(Headline photo from nixcraft's post to which I was reacting below)
So the below was a rant I posted in response to some pushback - someone suggested using Python instead of bash, and a few people complained about how it's overkill, how there are two versions of Python you need to get right, or you have to get it onto the machines in the first place, or suchlike.
I love shell scripting, and I still use it a lot, but I'm no fool. There are so many issues with it that blindly defending it for all use cases is foolhardy.
Not least because in company settings, most other people you will work with haven't the slightest idea what they're doing with shell scripts. They already get brownie points for thinking of putting the scripts in source control, kind a like getting grades for writing your name on your test.
SHELL SCRIPTING IS REAL PROGRAMMING. It should be source controlled, code reviewed and written to clean, maintainable standards. Because that code is meant for production.
So this is what I retorted:
If it's a personal machine, install Python - or other language of choice.
If it's the enterprise machines, have a policy to ensure Python - or other language of choice.
Shell is good and great, I'm a command line junkie myself, and I still turn to shell scripts for a lot of my work, but a shell script that's for more than wrapping a long pipe or two quickly becomes madness unless you actually put in the time and effort to learn the language PROPERLY. (The article feature pic is an example of utterly shitty code and their problem is not the filename spaces YET, but their RUBBISH handling of variables, and the lack of any effort to write cleanly)
I am an extensive bash scripter, and became so historically only for the reasons listed around here, which I once saw as valid reasons. They can all be worked around - and the overhead of solving "language X not on our machine farm" is often better return on effort than the years of unmaintainable brittle shell scripts you've been writing dozens of and never maintaining, or your colleagues cannot fathom and won't touch for love nor money. Unfoathomable shell scripts that run the backbones of deployments, builds, farm management and more - the backbones of many a company.
I've seen bash scripts by seasoned developers, and those are also utter trash. Your code may be cleaner than the average, but that's an extremely low bar.
Shell scripting is good and powerful in its own right, it is true, and I have advocated that people give it a proper try and actually learn it, but the sad reality is that nobody does.

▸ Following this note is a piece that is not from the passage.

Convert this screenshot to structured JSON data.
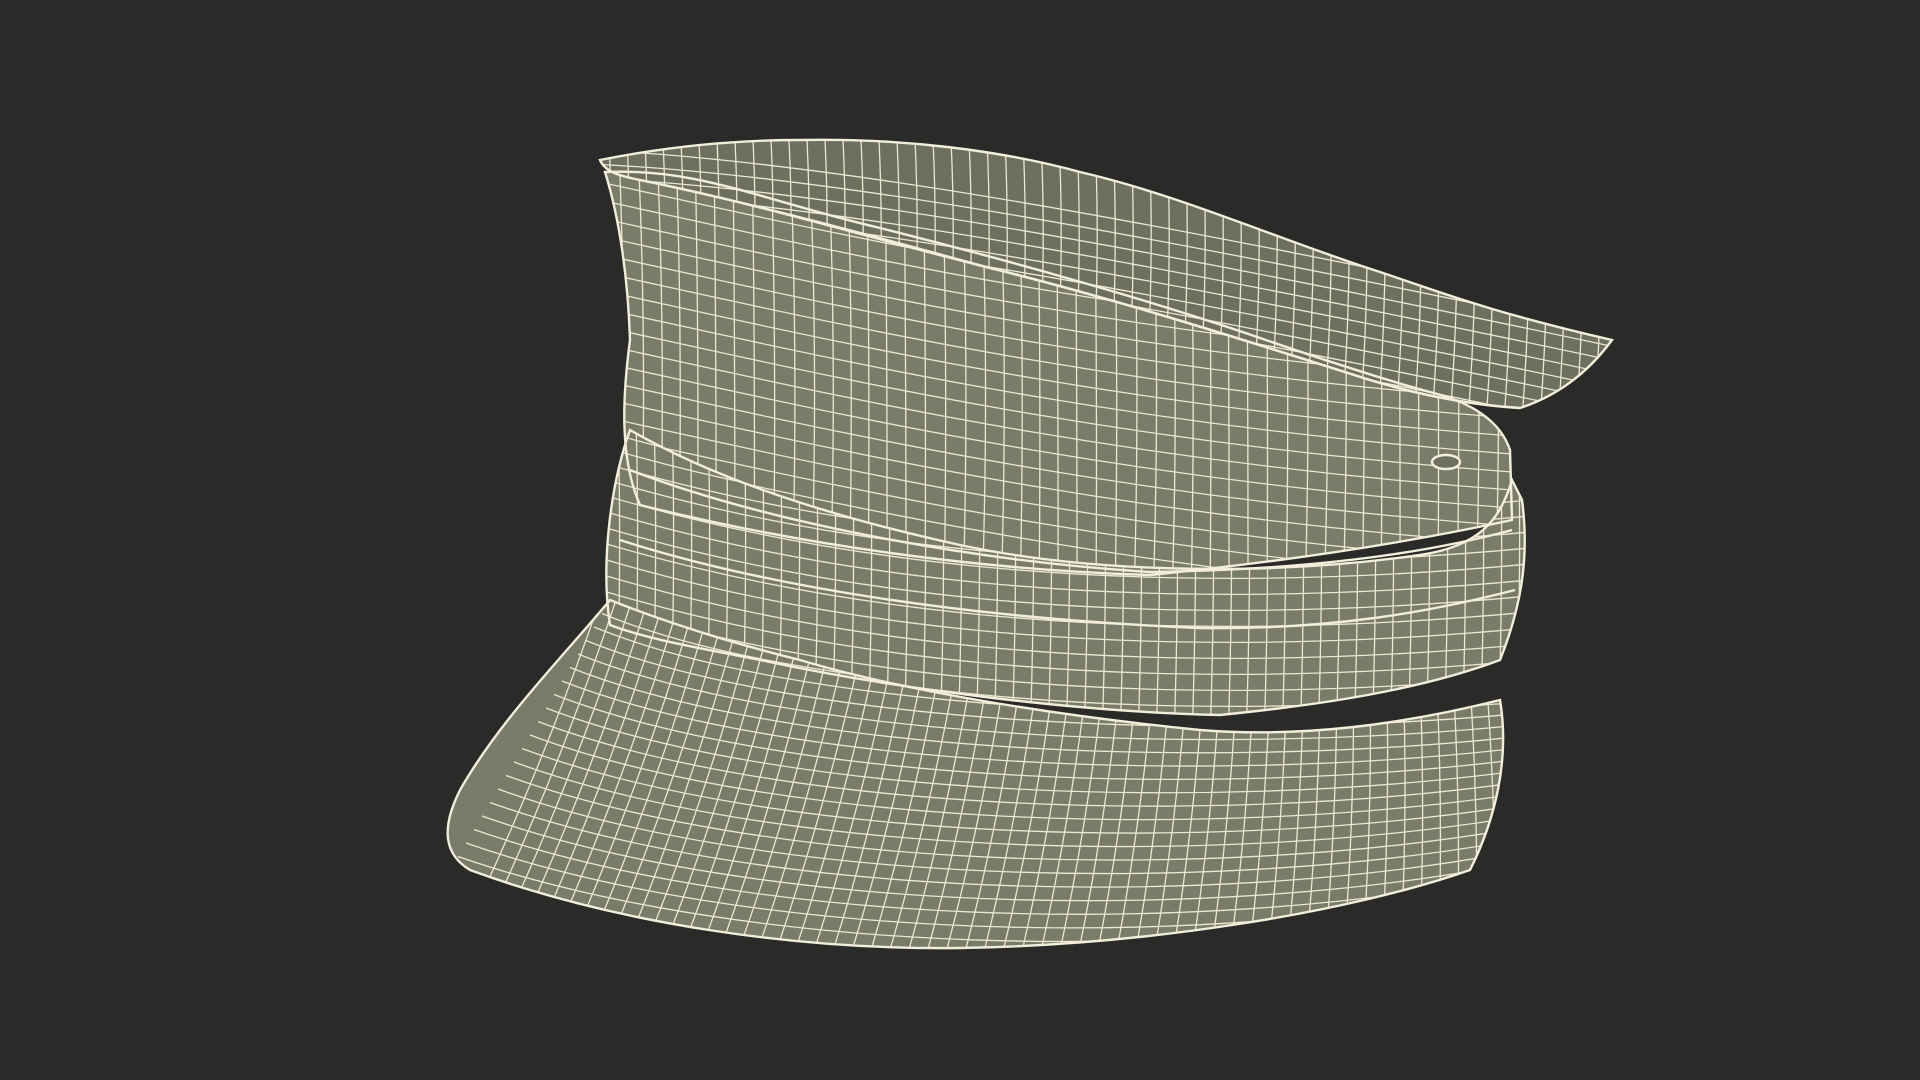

If it's any "proper" language, they learn the ins and outs gladly, by peer expectation or inherited bias; but shell, even if you learn it properly, someone else will come f/ck up your clean code because they can't be arsed.

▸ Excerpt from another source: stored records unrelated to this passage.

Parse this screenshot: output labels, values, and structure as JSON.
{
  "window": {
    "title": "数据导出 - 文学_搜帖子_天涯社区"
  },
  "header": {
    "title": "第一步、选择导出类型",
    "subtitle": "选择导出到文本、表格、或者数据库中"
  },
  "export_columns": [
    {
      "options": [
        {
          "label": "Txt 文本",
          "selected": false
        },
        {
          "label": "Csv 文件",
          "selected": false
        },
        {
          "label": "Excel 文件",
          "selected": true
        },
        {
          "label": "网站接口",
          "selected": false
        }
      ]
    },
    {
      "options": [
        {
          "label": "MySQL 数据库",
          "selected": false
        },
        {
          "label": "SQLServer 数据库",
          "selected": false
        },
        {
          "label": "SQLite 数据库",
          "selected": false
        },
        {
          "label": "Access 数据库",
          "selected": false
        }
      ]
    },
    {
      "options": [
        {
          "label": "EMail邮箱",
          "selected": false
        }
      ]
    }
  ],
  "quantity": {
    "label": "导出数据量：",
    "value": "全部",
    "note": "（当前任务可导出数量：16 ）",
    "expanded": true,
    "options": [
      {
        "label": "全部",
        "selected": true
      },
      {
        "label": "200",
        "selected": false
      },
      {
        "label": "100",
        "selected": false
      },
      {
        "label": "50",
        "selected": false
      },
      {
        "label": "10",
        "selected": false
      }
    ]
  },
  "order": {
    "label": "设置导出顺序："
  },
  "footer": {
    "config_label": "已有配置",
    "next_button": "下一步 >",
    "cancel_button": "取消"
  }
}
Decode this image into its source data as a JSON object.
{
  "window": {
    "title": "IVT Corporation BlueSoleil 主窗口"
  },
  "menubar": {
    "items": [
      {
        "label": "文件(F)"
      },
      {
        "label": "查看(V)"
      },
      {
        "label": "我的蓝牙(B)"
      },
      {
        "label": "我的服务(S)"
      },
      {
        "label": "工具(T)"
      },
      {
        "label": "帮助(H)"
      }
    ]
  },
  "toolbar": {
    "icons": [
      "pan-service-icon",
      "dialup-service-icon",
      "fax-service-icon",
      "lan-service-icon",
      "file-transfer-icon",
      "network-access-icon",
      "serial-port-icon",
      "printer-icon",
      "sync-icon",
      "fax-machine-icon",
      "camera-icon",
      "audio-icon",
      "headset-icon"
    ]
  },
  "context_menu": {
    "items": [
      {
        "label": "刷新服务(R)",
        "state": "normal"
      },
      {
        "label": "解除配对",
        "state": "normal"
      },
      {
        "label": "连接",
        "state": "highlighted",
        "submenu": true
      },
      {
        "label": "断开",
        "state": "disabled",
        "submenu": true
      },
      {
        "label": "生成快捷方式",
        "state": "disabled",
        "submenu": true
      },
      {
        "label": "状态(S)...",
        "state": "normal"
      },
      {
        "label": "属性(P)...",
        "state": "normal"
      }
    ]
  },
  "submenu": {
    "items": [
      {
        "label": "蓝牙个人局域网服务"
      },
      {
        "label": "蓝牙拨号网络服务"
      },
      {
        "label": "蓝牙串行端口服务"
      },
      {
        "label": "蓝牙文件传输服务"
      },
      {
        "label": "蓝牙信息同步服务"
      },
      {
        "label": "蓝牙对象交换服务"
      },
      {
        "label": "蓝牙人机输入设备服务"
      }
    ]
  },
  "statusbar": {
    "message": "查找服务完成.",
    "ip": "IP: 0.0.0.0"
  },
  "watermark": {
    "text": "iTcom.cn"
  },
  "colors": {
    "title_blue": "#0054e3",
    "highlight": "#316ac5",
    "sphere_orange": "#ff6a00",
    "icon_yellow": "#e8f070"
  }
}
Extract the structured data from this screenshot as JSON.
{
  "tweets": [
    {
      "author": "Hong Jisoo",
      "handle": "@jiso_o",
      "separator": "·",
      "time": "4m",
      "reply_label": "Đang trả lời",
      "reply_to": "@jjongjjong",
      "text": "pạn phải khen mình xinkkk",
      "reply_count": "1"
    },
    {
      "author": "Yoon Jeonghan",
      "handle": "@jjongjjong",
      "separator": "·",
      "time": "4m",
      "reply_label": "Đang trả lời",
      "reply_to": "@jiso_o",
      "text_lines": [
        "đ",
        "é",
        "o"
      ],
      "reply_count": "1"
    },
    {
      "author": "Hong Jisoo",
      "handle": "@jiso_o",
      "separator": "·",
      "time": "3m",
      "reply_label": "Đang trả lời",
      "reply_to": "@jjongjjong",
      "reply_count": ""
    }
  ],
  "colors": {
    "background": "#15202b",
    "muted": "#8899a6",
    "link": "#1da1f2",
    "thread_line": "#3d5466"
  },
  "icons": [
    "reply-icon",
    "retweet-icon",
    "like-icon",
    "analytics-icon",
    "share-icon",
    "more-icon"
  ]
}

I am endlessly pushing for developers and admins to actually learn to use bash/shell properly, make use of functions, encapsulate steps of logic, write clean code. "It's just a shell script," "that's overkill," "it's fine like this," "I don't want to sink time into learning this, it's not a real language anyway."
Shell scripting perennial issues that are not the fault of the coder:
- will gladly let you get away by default with undefined variables (unless you explicitly
- comparison vs assignment is the only place where space matters (
a = bare COMPLETELY different statements, wtf)
- you cannot return arrays from functions, only a stream of text (the power and the Achille's Heel) (this one issue compounds many of the others, by preventing workaround functions from being written)
- arrays cannot be passed down to functions as distinct items alongside other arguments (you can use references as a way around, but how many bash scripters know those?) (easier to use global variables right? yuck)
- variables are global by default. unless you make your iteration counter local, you stand to see some weeeeird bugs
- string splitting is done around an inherent part of the string, not as a a function operating on it (do we all know about IFS, does everybody know how to use it? didn't think so)
- Is it really the shell you thought it you were running? Ever deployed bash scripts only to find that the only interpreter on the machine is
sh? Or the environment forces you into
shby default? Or that in fact you're not running
ash? Or maybe the system default is
dash. Anyhow, you have to write everything now in plain
shand lose any improvements that
bashever brought that make the task more bearable.
- Inconsistent environments for common commands are rife. Your script uses the "mail" function? GNU or BSD, which options to use? You use
netcat? Which variant, which options? You use
rsync? You using GNU, BSD or Busybox implementations? (these variations happen endlessly when mixing Ubuntu, CentOS and Alpine deployments, and that's just the surface)
- (I scoff at any pushback of "ensuring the right version of Python on the company systems")
- attempting anything remotely event-driven yields a nasty pile of workarounds (I've tried, with muted success) Granted, this is a space which shell is definitely not designed for, but that's to say how far I tried to do everything in shell at one point. It's possible, but it's damn hard work where another language would have been better.
Most fundamentally, the view of shell as "not a proper language" hampers any impetus at large to learn it correctly and extensively, and understand its own idiosyncracies. At least with one of the other languages, developers have an inherited mindset that their skill in that language needs continual improvement, and will work towards this.
I still write tons of bash scripting. I love it. But recommending other people use another language is much more sane. Personally, I chose Python too. But in the end, I wouldn't recommend it unless you are going to do your darndest to learn. It. Properly.